Suddenly I saw how some recent events had conspired to bring me to this place of rawness in order to recognize my own plagues, my own enslavement.
A life cycle change of letting go of mothering, and the stress of sorting out a complicated insurance claim fused together inside my psyche, setting off the fuses of old resentments and grudges that I thought had long ago been worked on and set free. But no. Inside my mind was a constant fireworks display of bad thoughts, dark dramas and worse case scenarios. I couldn’t shut it off.
Until the next morning. While sitting at my desk a sense of calm came over me, not unlike being becalmed out at sea when the wind disappears and the sails fall limply around the mast. The bothersome thoughts fell away and a clear voice spoke inside my head. “It will all turn out fine. All of this is happening now so that you can finally let go of these old resentments.”

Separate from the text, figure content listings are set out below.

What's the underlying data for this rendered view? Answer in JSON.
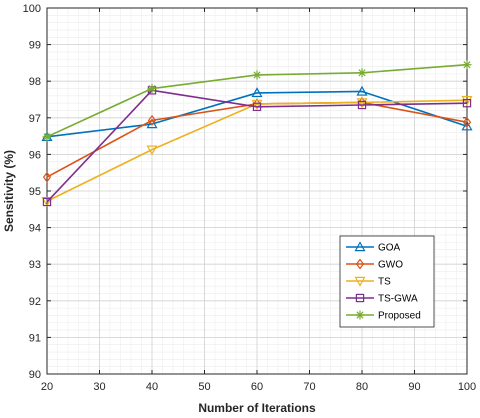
{
  "chart_data": {
    "type": "line",
    "xlabel": "Number of Iterations",
    "ylabel": "Sensitivity (%)",
    "xlim": [
      20,
      100
    ],
    "ylim": [
      90,
      100
    ],
    "xticks": [
      20,
      30,
      40,
      50,
      60,
      70,
      80,
      90,
      100
    ],
    "yticks": [
      90,
      91,
      92,
      93,
      94,
      95,
      96,
      97,
      98,
      99,
      100
    ],
    "grid": true,
    "minor_grid": true,
    "legend_position": "bottom-right",
    "x": [
      20,
      40,
      60,
      80,
      100
    ],
    "series": [
      {
        "name": "GOA",
        "color": "#0072BD",
        "marker": "triangle-up",
        "values": [
          96.48,
          96.83,
          97.68,
          97.72,
          96.77
        ]
      },
      {
        "name": "GWO",
        "color": "#D95319",
        "marker": "diamond",
        "values": [
          95.38,
          96.93,
          97.38,
          97.42,
          96.88
        ]
      },
      {
        "name": "TS",
        "color": "#EDB120",
        "marker": "triangle-down",
        "values": [
          94.72,
          96.13,
          97.38,
          97.42,
          97.48
        ]
      },
      {
        "name": "TS-GWA",
        "color": "#7E2F8E",
        "marker": "square",
        "values": [
          94.7,
          97.75,
          97.3,
          97.35,
          97.4
        ]
      },
      {
        "name": "Proposed",
        "color": "#77AC30",
        "marker": "asterisk",
        "values": [
          96.48,
          97.8,
          98.17,
          98.23,
          98.45
        ]
      }
    ]
  }
}
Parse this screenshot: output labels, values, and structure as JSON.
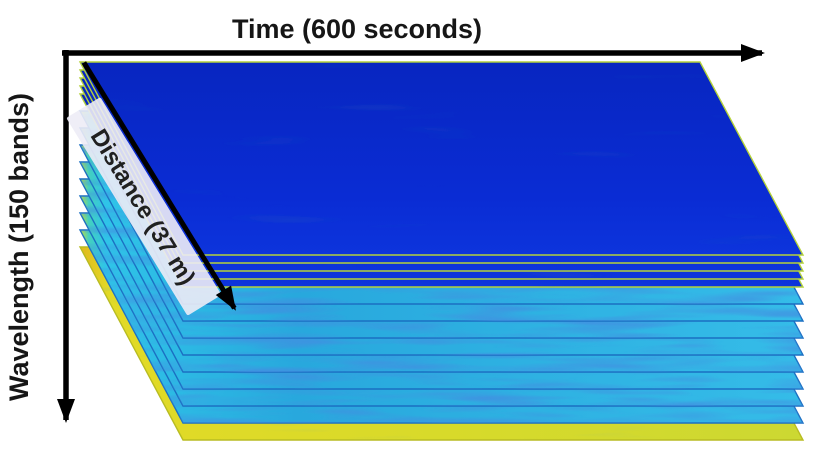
{
  "figure": {
    "background": "#ffffff",
    "axes": {
      "time": {
        "label": "Time (600 seconds)",
        "value": 600,
        "unit": "seconds"
      },
      "wavelength": {
        "label": "Wavelength (150 bands)",
        "value": 150,
        "unit": "bands"
      },
      "distance": {
        "label": "Distance (37 m)",
        "value": 37,
        "unit": "m"
      }
    },
    "colors": {
      "arrow": "#000000",
      "label_text": "#161616",
      "distance_band_bg": "#edecf6",
      "blue_slice_top": "#0826c0",
      "blue_slice_bottom": "#0d34dc",
      "cyan_slice": "#28a8dd",
      "cyan_slice_bright": "#2fc4e8",
      "cyan_left_edge": "#c8df38",
      "cyan_teal_edge": "#44d0be",
      "yellow_slice": "#d8da2a",
      "yellow_slice_left": "#e0b81e",
      "slice_edge_blue_bands": "#b5d23a",
      "slice_edge_cyan_bands": "#1b6fc2",
      "slice_edge_yellow_band": "#b8bc22"
    },
    "stack": {
      "description": "Stacked hyperspectral band images forming a data cube",
      "num_slices_visible": 14,
      "slices": [
        {
          "band": "blue"
        },
        {
          "band": "blue"
        },
        {
          "band": "blue"
        },
        {
          "band": "blue"
        },
        {
          "band": "blue"
        },
        {
          "band": "cyan"
        },
        {
          "band": "cyan"
        },
        {
          "band": "cyan"
        },
        {
          "band": "cyan"
        },
        {
          "band": "cyan"
        },
        {
          "band": "cyan"
        },
        {
          "band": "cyan"
        },
        {
          "band": "cyan"
        },
        {
          "band": "yellow"
        }
      ]
    }
  }
}
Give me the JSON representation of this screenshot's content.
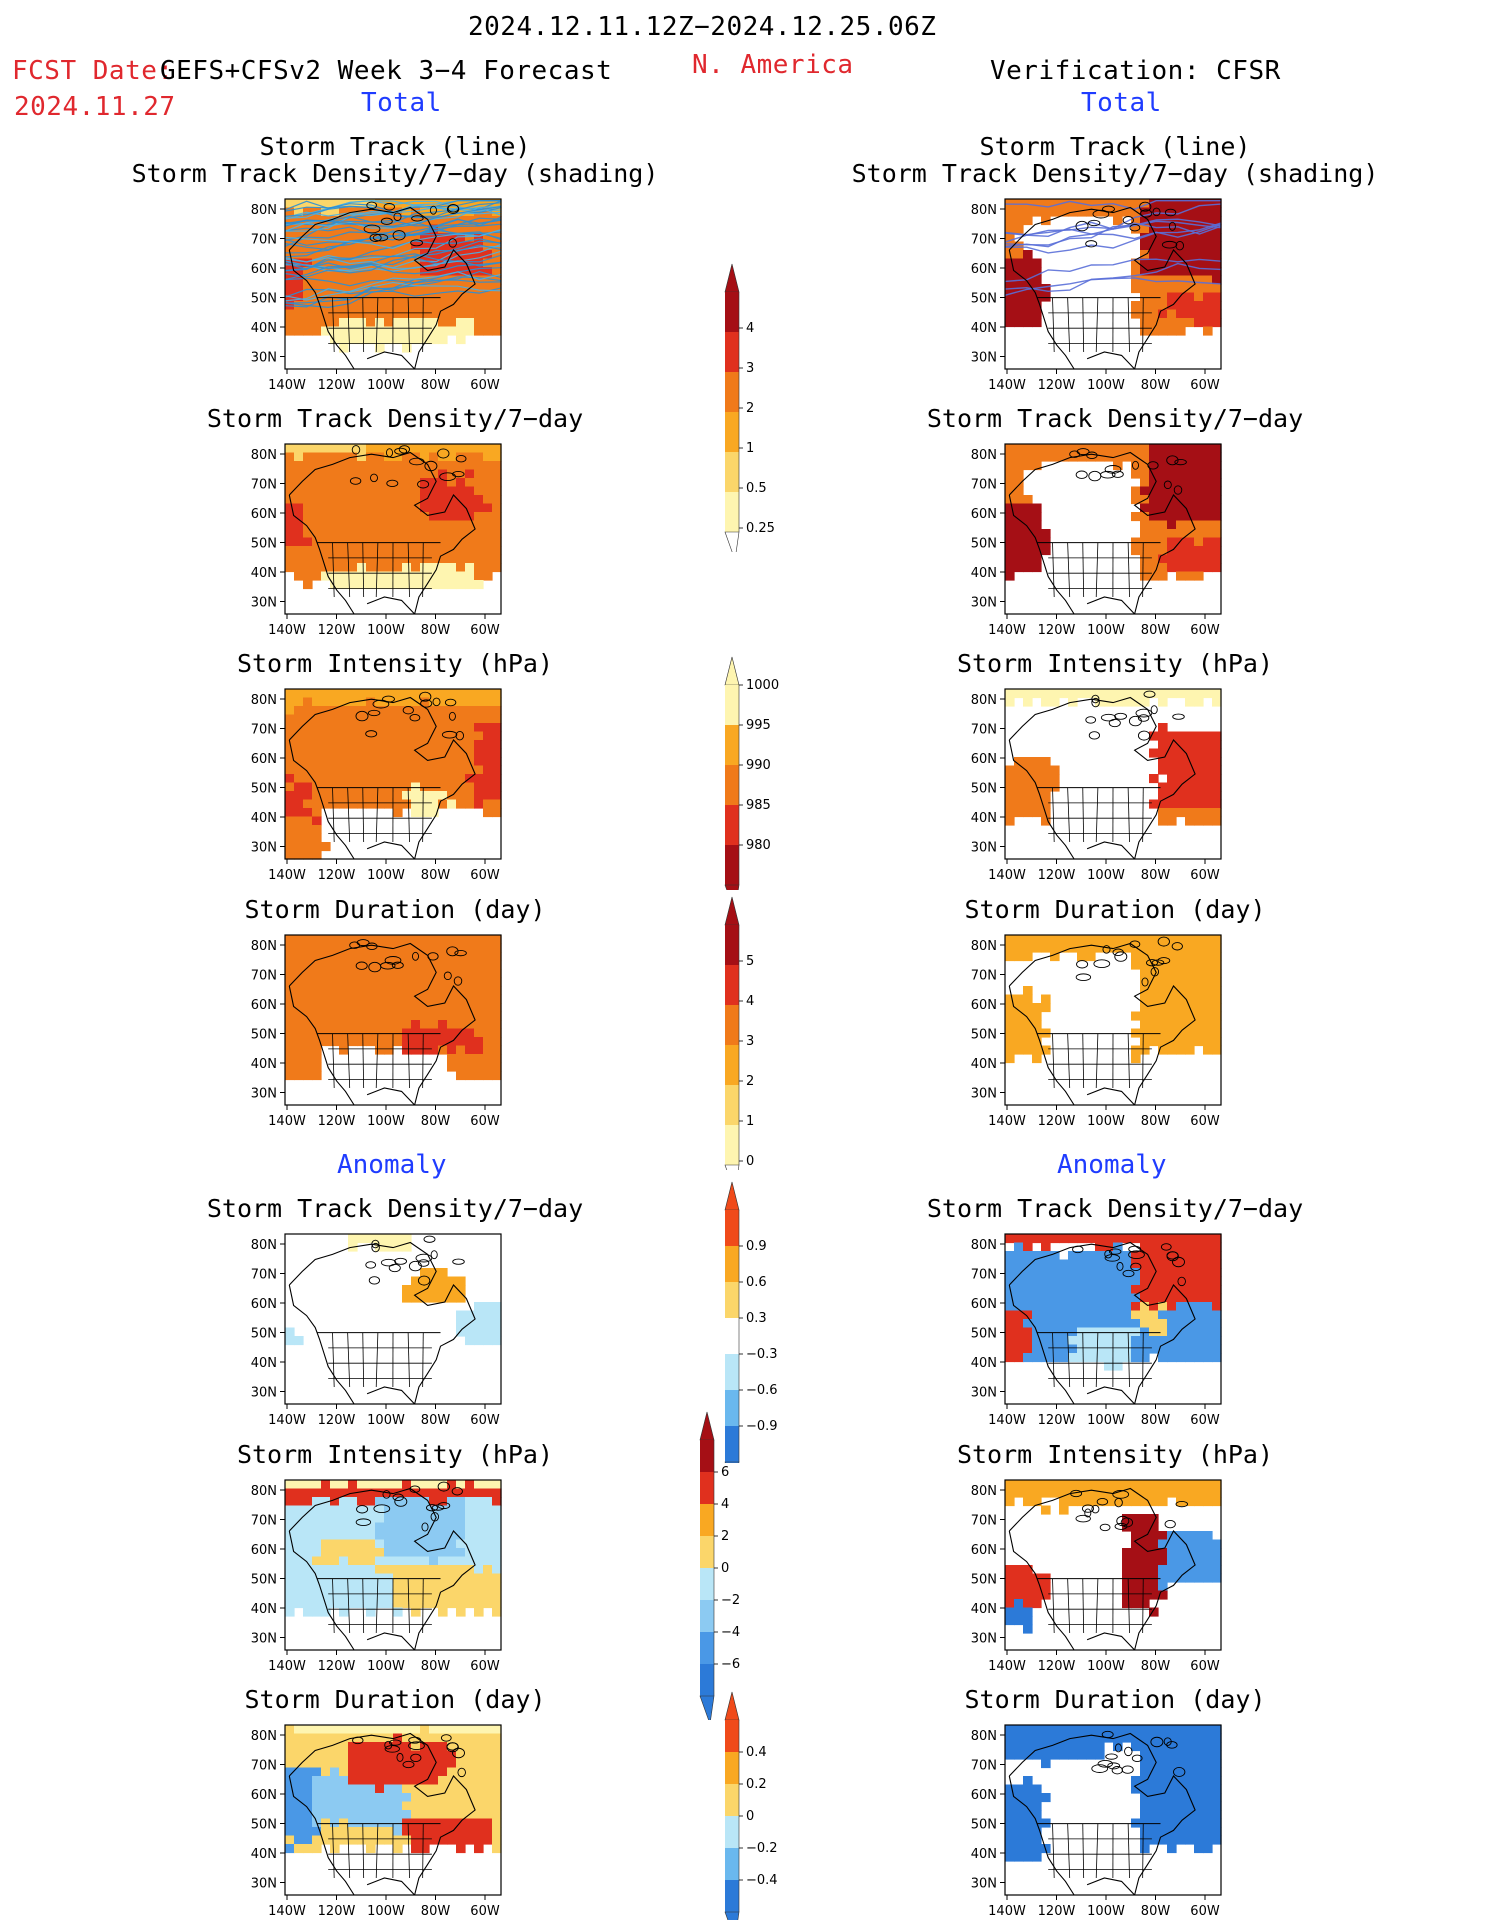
{
  "header": {
    "date_range": "2024.12.11.12Z−2024.12.25.06Z",
    "fcst_label": "FCST Date:",
    "fcst_date": "2024.11.27",
    "model": "GEFS+CFSv2 Week 3−4 Forecast",
    "region": "N. America",
    "verification": "Verification: CFSR",
    "total_left": "Total",
    "total_right": "Total",
    "anomaly_left": "Anomaly",
    "anomaly_right": "Anomaly"
  },
  "axes": {
    "lat_labels": [
      "80N",
      "70N",
      "60N",
      "50N",
      "40N",
      "30N"
    ],
    "lon_labels": [
      "140W",
      "120W",
      "100W",
      "80W",
      "60W"
    ]
  },
  "panel_titles": {
    "track_line": "Storm Track (line)",
    "track_shading": "Storm Track Density/7−day (shading)",
    "density": "Storm Track Density/7−day",
    "intensity": "Storm Intensity (hPa)",
    "duration": "Storm Duration (day)"
  },
  "colorbars": {
    "density": {
      "labels": [
        "4",
        "3",
        "2",
        "1",
        "0.5",
        "0.25"
      ],
      "colors": [
        "#a50f15",
        "#e0301e",
        "#f07a1a",
        "#f9a822",
        "#fbd66a",
        "#fef5b0"
      ]
    },
    "intensity": {
      "labels": [
        "1000",
        "995",
        "990",
        "985",
        "980"
      ],
      "colors": [
        "#fef5b0",
        "#f9a822",
        "#f07a1a",
        "#e0301e",
        "#a50f15"
      ]
    },
    "duration": {
      "labels": [
        "5",
        "4",
        "3",
        "2",
        "1",
        "0"
      ],
      "colors": [
        "#a50f15",
        "#e0301e",
        "#f07a1a",
        "#f9a822",
        "#fbd66a",
        "#fef5b0"
      ]
    },
    "anom_density": {
      "labels": [
        "0.9",
        "0.6",
        "0.3",
        "−0.3",
        "−0.6",
        "−0.9"
      ],
      "colors": [
        "#f04a1a",
        "#f9a822",
        "#fbd66a",
        "#ffffff",
        "#b9e6f7",
        "#6ab8ee",
        "#2c7ad8"
      ]
    },
    "anom_intensity": {
      "labels": [
        "6",
        "4",
        "2",
        "0",
        "−2",
        "−4",
        "−6"
      ],
      "colors": [
        "#a50f15",
        "#e0301e",
        "#f9a822",
        "#fbd66a",
        "#b9e6f7",
        "#8ccaf2",
        "#4a98e6",
        "#2c7ad8"
      ]
    },
    "anom_duration": {
      "labels": [
        "0.4",
        "0.2",
        "0",
        "−0.2",
        "−0.4"
      ],
      "colors": [
        "#f04a1a",
        "#f9a822",
        "#fbd66a",
        "#b9e6f7",
        "#6ab8ee",
        "#2c7ad8"
      ]
    }
  }
}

The intense anxiety eased. Relief was palpable and I knew it was true. But the complications still remained in the insurance paperwork sitting on my desk. So faith had to take over. That evening our Rabbi spoke about motzirah. There is some comfort knowing that your personal dark nights of the soul have centuries of wise acknowledge-ment behind them. That wisdom got me through another night. Friday morning, after a phone call to an insurance angel, the paperwork mystery was solved for the moment (it later was completely settled in our favor).
At the first Passover dinner we came to the part in the Haggádah about the Pharaoh and the plagues. From a place of deep knowing I understood the infinitely layered metaphorical link of the Passover story. With the Jewish people suddenly freed, what remained was the ancient reality of a fearful and angry Pharaoh, of real hunger, thirst and sickness after swarms of pests and pestilence, the grief and loss at the dying of first-born sons. The Egyptians’ world had suddenly become restricted and confined in the same way their Jewish neighbors had been for years.
And in the same way we ourselves restrict, confine and imprison ourselves by our own thoughts, which are mirrored around us in our actions and spill over onto our loved ones. These personal plagues can be resentment, old anger, unresolved grief, or personal challenges such as acquiring discipline or getting rid of old habits like laziness, “Oh, I think I’ll go to the gym tomorrow.” I mention these only because they are the attributes of my own personal Pharaoh. You have your own plagues, your own Pharaoh.
My ambivalence is gone. I’ve learned God/Source of All Things is in the dark places as well as the light. I’m off to a Passover Seder; I’m eating my way to freedom.